TAMPA – Professional soccer returns to Tampa Bay in April when the Rowdies take the field in the North American Soccer League. The original NASL existed from 1975-1984 where the Rowdies won the league championship in their first season. In addition, the Tampa Bay franchise played in two more title games, 1978 and 1979.
The Rowdies returned in 1988 as part of the American Soccer League playing in the ASL until 1993 when the team folded. Now they are back a third tike in the revival of the NASL with the official team name FC Tampa Bay Rowdies.
One of the more recognizable names in the area is Hank Steinbrenner and he will be on the Board of Advisors for the team. He is the Senior Vice President and managing owner of the New York Yankees, resides in Tampa and grew up attending Tampa Bay Rowdies games.
The new league was formed last November and is comprised of the following active teams: Carolina RailHawks, Crystal Palace Baltimore, Miami FC, Minnesota (whose name is to be determined), Montreal Impact, Rochester Rhinos, AC St. Louis, Tampa Bay Rowdies and Vancouver Whitecaps FC. For the 2010 season, the NASL’s nine teams, together with three teams (Austin Aztex, Portland Timbers and Puerto Rico Islanders) from the United Soccer Leagues, will play in a second division league established and administered by the United States Soccer Federation.
In 2011, the NASL will be joined by teams in Atlanta and certain other cities to be named at a later date. The NASL and its member teams are committed to building on their long tradition of providing a high level of soccer to fans across the United States and Canada in 2010 and beyond.
Teams in the NASL are allowed to sign seven foreign players and the Rowdies just inked their first, New Zealand midfielder Jeremy Christie, to the inaugural 2010 team roster. He is not just the first foreign player signed, he will go down as the first member of the new team.
Christie represents New Zealand on the Senior National Team. Most recently, Christie played a critical role in New Zealand qualifying for the 2010 FIFA World Cup, playing in five qualifiers and scoring a goal. Christie also played for New Zealand in the 2009 FIFA Confederations Cup.

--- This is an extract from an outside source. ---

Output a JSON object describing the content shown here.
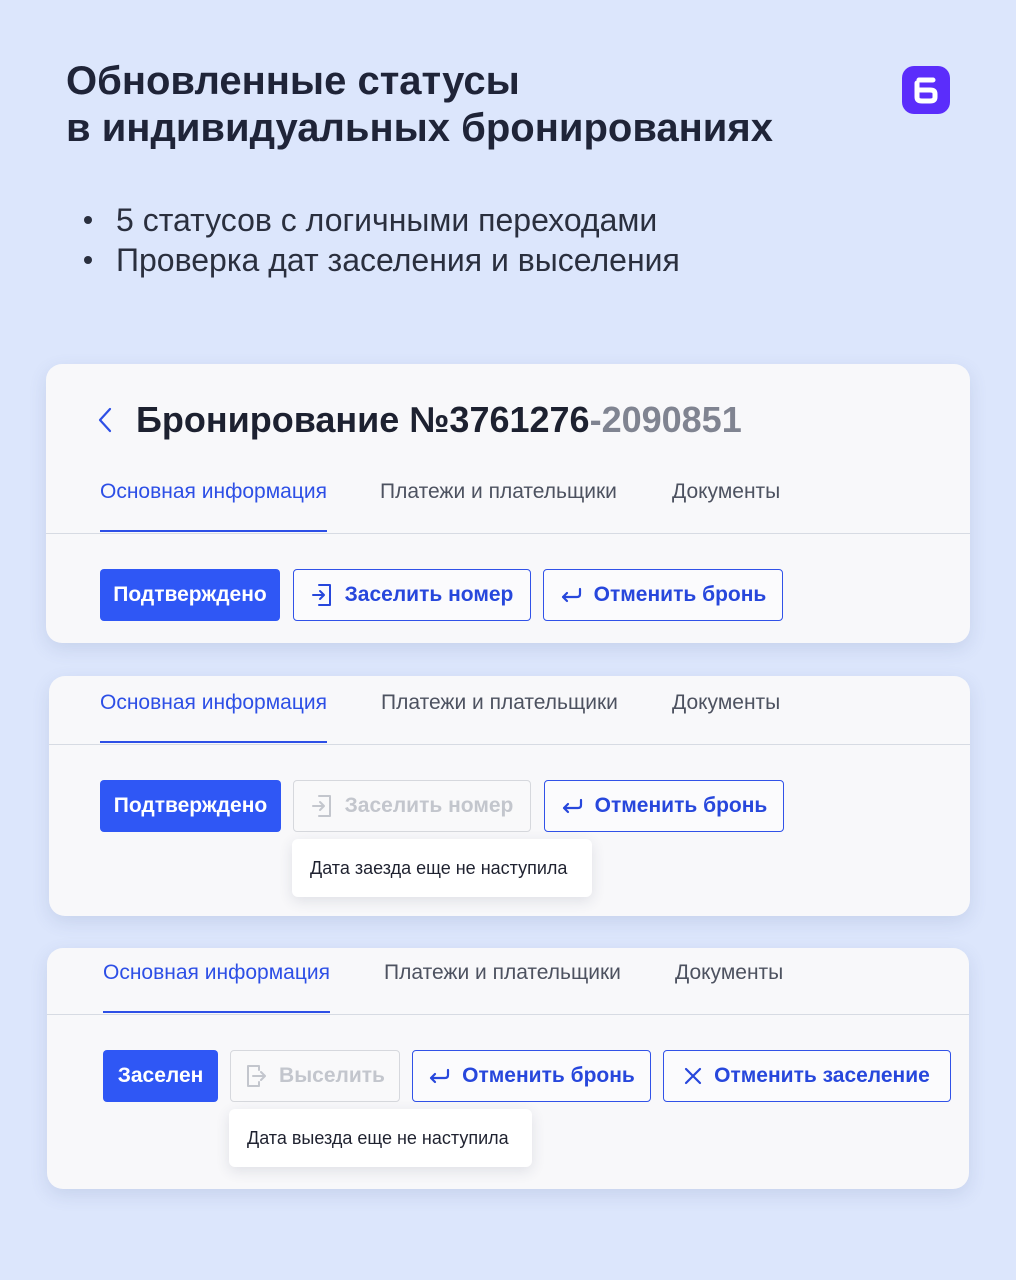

“Jeremy Christie has the experience and skill to be a true leader on the field and in our locker room. He has played well at the highest level for his country since the age of 16,” said Andrew Nestor, team owner and president. “Jeremy is the kind of player whose skill and professionalism will exemplify our club.”
“I’m excited to be a part of the Rowdies in their inaugural season,” said Christie. “I look forward to moving to Florida and working with the remarkable Rowdies coaching staff and organization.”
Paul Dalglish was named a the Rowdies’ head coach in mid-December and is the son of the former Scotland and Liverpool striker Kenny Dalglish. The 32-year old ended his playing career with the Houston Dynamo of Major League Soccer and is following in his father’s footsteps entering the coaching ranks.
Tampa Bay is a city with a soccer tradition given the strong support for their NASL team of the 1970’s and 80’s and Dalglish said he can feel the buzz building around the reformed club.
“I really the feel there is something special here – there is a great feeling, everyone is excited and everyone is hungry to succeed,” he said. “I think the people in Tampa have missed the game.”